Вчера бутылку вина принёс… Она, непочатая, стоит теперь в шкафу.  Не просто принёс, с намерением повторить ТУ ночь… Второй пока не было.

Семён, если у Дарьи было хорошее настроение, норовил приобнять её, она, посмеиваясь, отстранялась. Ей не хотелось обижать его, но…

Недавно ей приснился Павел. Не  тот, каким был в последнее время – витавший в алкогольных бреднях, капризный и куражливый, или трезво-злой, ожесточённо работающий у себя в мастерской. В перерывах между «улётами» он был жаден до работы…

Правда, пьяным никогда не трогал Дарью с дочерьми, старался домой не приходить, ночевал у приятелей в облупленной больничной кочегарке. Дарья в такие периоды не шумела, не устраивала скандалов, просто молчала, каменела. Помимо работы в совхозе, на себе волокла огромное хозяйство …

Нет, Дарье приснился Павел юный совсем, каким был в первые годы семейной жизни. «Дашутка моя!» - прошептал он ей, и она припала к нему, судорожно, виновато, плакала… Проснулась, и поняла – ушёл Павлуша, и жизнь ушла. Не жить ей суждено, а доживать.

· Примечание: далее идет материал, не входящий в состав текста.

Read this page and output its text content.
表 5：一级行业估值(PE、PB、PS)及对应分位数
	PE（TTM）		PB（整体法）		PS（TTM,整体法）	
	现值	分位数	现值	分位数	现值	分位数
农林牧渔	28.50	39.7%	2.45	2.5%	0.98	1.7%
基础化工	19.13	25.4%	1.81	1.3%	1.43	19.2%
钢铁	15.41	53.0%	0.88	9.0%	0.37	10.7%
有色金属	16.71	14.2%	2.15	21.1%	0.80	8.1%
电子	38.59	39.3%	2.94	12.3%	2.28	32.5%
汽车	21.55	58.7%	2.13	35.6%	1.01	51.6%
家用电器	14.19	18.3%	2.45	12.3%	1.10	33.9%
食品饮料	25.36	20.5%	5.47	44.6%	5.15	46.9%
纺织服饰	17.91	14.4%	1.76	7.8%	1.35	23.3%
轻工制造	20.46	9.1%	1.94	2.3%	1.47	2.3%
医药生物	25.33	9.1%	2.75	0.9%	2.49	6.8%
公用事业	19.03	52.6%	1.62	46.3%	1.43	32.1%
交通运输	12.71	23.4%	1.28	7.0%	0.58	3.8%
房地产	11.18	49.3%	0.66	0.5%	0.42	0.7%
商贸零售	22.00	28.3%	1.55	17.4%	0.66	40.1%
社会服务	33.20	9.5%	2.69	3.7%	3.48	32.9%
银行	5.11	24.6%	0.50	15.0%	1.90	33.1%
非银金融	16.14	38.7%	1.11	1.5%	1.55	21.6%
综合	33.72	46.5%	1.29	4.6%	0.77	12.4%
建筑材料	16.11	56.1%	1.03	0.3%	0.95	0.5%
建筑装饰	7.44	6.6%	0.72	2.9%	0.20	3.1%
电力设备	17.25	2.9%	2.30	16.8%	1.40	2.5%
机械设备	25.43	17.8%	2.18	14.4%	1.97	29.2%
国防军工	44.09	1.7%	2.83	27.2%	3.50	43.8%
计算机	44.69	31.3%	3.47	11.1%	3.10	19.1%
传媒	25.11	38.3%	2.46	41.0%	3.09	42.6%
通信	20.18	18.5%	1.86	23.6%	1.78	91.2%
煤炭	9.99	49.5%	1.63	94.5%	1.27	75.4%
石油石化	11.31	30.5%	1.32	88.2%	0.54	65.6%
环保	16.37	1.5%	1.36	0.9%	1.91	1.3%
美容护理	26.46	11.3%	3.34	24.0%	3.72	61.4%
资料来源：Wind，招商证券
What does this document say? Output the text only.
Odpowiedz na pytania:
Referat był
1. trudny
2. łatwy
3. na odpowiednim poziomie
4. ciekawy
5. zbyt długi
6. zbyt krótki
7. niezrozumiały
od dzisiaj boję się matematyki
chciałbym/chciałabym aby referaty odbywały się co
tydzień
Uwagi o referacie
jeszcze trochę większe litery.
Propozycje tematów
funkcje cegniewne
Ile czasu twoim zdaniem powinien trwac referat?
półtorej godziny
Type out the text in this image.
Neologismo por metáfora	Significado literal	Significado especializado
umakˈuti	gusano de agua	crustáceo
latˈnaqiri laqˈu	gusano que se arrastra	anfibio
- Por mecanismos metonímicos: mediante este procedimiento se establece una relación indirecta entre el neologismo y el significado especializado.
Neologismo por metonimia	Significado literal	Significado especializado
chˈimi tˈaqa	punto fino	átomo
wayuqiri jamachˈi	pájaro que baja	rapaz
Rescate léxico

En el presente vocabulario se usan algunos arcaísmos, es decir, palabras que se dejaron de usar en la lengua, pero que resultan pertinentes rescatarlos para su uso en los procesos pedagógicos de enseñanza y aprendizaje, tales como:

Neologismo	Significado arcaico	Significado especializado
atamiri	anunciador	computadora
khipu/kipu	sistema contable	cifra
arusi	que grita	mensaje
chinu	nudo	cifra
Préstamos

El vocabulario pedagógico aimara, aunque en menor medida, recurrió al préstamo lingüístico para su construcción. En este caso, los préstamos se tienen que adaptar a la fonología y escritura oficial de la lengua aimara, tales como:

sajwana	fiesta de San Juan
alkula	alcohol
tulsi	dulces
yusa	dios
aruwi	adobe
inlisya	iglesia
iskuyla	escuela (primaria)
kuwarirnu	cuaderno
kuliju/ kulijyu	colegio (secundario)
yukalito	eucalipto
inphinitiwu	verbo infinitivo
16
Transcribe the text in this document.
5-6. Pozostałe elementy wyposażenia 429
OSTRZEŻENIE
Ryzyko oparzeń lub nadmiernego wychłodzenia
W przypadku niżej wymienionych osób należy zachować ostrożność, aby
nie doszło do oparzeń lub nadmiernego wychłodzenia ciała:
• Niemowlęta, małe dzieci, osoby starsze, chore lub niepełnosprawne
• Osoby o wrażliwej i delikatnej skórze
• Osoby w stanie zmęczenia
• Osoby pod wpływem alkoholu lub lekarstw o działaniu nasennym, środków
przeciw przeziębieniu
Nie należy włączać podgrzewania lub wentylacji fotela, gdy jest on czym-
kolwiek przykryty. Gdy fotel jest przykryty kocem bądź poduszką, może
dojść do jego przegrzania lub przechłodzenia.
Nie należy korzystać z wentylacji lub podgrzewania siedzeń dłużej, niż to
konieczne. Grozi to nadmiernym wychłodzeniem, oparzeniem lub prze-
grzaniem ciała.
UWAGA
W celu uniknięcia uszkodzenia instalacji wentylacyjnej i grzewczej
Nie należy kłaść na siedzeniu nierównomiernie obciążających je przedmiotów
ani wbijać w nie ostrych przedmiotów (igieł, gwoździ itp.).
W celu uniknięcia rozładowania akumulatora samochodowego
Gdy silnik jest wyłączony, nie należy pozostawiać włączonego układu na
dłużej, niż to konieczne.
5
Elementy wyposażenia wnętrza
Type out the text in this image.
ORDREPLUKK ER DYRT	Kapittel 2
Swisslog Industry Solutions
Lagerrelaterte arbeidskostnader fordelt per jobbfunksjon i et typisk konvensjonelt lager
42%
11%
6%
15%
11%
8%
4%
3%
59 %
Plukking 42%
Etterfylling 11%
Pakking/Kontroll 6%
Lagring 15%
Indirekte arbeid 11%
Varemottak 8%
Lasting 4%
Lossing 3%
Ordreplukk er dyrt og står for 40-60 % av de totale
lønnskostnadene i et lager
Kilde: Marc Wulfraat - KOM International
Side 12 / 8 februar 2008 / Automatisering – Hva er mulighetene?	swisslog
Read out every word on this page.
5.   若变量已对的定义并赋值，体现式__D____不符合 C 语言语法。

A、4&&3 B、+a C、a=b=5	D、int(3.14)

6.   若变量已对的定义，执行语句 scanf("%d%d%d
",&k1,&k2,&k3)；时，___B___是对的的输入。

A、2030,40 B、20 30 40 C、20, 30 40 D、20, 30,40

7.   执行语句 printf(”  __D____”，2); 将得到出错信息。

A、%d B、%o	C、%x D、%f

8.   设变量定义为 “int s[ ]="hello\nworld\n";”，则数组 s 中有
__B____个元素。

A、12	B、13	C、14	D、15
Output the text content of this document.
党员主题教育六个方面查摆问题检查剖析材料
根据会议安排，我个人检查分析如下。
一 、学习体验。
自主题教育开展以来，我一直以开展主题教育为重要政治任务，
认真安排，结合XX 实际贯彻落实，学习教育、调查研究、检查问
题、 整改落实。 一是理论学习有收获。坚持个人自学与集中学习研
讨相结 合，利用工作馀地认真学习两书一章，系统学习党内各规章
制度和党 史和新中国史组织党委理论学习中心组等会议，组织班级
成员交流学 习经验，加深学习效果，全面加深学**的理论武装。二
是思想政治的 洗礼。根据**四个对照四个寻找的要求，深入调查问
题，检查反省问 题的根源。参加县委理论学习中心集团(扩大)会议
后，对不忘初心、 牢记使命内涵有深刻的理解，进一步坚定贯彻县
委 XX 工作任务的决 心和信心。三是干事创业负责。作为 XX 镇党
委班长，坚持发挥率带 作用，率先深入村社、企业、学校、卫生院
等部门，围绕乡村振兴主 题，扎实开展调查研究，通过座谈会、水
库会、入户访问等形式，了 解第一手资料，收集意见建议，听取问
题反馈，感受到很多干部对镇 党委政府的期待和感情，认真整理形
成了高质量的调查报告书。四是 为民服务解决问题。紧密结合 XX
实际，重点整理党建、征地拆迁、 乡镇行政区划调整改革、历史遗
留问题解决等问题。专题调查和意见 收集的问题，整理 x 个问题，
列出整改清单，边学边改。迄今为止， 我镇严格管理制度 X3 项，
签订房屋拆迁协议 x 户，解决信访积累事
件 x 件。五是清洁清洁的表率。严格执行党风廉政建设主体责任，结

Дарья вглядывалась в полутьме в неясное пятно на стене: там был портрет мужа, в  гимнастёрке, с чёрными глазами и усами, с розовыми щеками – раскрасил фотограф анилиновыми красками… На самом деле серо-зелёные были у Павла глаза…

«Всё хорошее уже – было. Прости меня, Павлушенька, - думала она, сидя на вдовьей своей кровати, - Нечего мне себя обманывать. Не оттаивает сердце рядом с Семёном… Так, ворохнулось чуть, и снова уснуло. Недолги будут наши вечорки. На одном одиночестве счастья не построишь… Не было мужа – и это не муж».

… Семён пришёл сумрачный:
- Перебирайся, Дарья, ко мне! Хозяйкой будешь.
- Чегой-то? В доме твоём есть хозяйка, молодая.
- К-кака на х.. хозяйка! Ни сварить, ни убраться… Подруги тут каки-то завелись у ей. Я их мигом отважу!

Дарья глянула на поникшего Семёна, и вдруг жалость кольнула сердце, слетело с губ неожиданно:
- А живи у меня, Сёма? – выговорила, и замерла.
- Буду я на старости лет по чужим домам приживаться! – не поднимая головы, буркнул Семён, - Там, пусть хреновый, да свой угол…

У Дарьи вдруг заломило в висках, дыхание перехватило.
- Пойду, поросёнку корма дам, - обронила тихо, пошла к двери, прихватив шубейку. Семён не обернулся, сутулился на табурете, курил в печку.

«Что и ударило так? Что такого он сказал, - думала Дарья, машинально нагребая комбикорм в ведро, - сказал «по чужим домам». Это она-то – чужая?!!».